I created comfortable and roomy sleeping arrangements. My sleeping design is actually more spacious than needed, with functionality I think surpasses other models.


Earlier I mentioned using as much existing gear as possible. I included a Coleman stove, which I’ve had for years. I also utilized an ARB off-road refrigerator I had previously used in my Nissan Xterra. I dedicated extra attention to the electrical considerations. I installed a house battery utilizing a 120-amp hour deep cycle battery, which I had for running my ARB Fridge. Similar to the cool interior lighting options, I found it useful to have numerous USB outlets and DC 12V plugs. I installed battery voltage monitors for both the house and engine batteries, and an isolator to separate them. The house battery has a separate fuse panel, so the system is completely self-contained. I have also factored in wiring and access points for the solar panel system I plan to add in the future.

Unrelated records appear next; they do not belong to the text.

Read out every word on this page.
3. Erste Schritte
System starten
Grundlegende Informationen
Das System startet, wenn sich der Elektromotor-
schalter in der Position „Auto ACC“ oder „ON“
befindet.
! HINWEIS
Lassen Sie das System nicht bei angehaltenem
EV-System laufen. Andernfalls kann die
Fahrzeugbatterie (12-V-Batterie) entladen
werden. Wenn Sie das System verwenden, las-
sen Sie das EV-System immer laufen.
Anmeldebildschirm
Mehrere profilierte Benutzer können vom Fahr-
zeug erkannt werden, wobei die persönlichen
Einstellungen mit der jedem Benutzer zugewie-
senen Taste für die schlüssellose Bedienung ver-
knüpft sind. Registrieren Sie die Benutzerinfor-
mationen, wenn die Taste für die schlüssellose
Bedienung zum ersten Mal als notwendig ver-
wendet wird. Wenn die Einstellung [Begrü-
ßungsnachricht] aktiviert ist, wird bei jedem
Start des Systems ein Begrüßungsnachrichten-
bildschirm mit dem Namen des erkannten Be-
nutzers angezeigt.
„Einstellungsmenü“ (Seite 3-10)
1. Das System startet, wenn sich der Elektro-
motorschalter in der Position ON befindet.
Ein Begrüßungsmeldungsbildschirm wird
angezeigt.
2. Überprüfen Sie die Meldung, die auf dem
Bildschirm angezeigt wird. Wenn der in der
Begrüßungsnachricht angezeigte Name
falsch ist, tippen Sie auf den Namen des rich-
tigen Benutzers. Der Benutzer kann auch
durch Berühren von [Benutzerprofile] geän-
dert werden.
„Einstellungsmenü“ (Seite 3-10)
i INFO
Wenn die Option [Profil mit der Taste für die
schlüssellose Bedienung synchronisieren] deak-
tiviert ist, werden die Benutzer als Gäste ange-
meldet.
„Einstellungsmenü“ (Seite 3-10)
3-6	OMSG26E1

All things told, I bought and built out a very nice Sprinter for under $10,000. I had originally budgeted $15,000 for total expenses. Ultimately it came down to the fact that I took my time. The first obstacle was finding the right deal on a Sprinter, which fit my needs. In my case friends and family were the most helpful here. I put the word out and a friend sold me one in great condition for a great price. I had already spent a few years admiring other Sprinters and gathering ideas. Once I knew the model I was purchasing, I used CAD drawings and created a plan to fit my needs as best as possible. This included a test mock build-out and camping trip. After completing that stage, I executed my build plan. I personally had the necessary skills and tools to complete the build on my own. I also had piles of camping equipment I had acquired over the years, which I included in the build. Sure, some of these things contributed to the lower costs. But looking back at the math, even if I had bought everything new, I could still keep the build-out cost within $10,000.


Thanks for reading. I hope you are inspired and motivated to build out your personal adventure vehicle. It doesn’t have to cost a fortune. It all comes down to you and your creativity.

Good luck, and I’ll see you out for an adventure!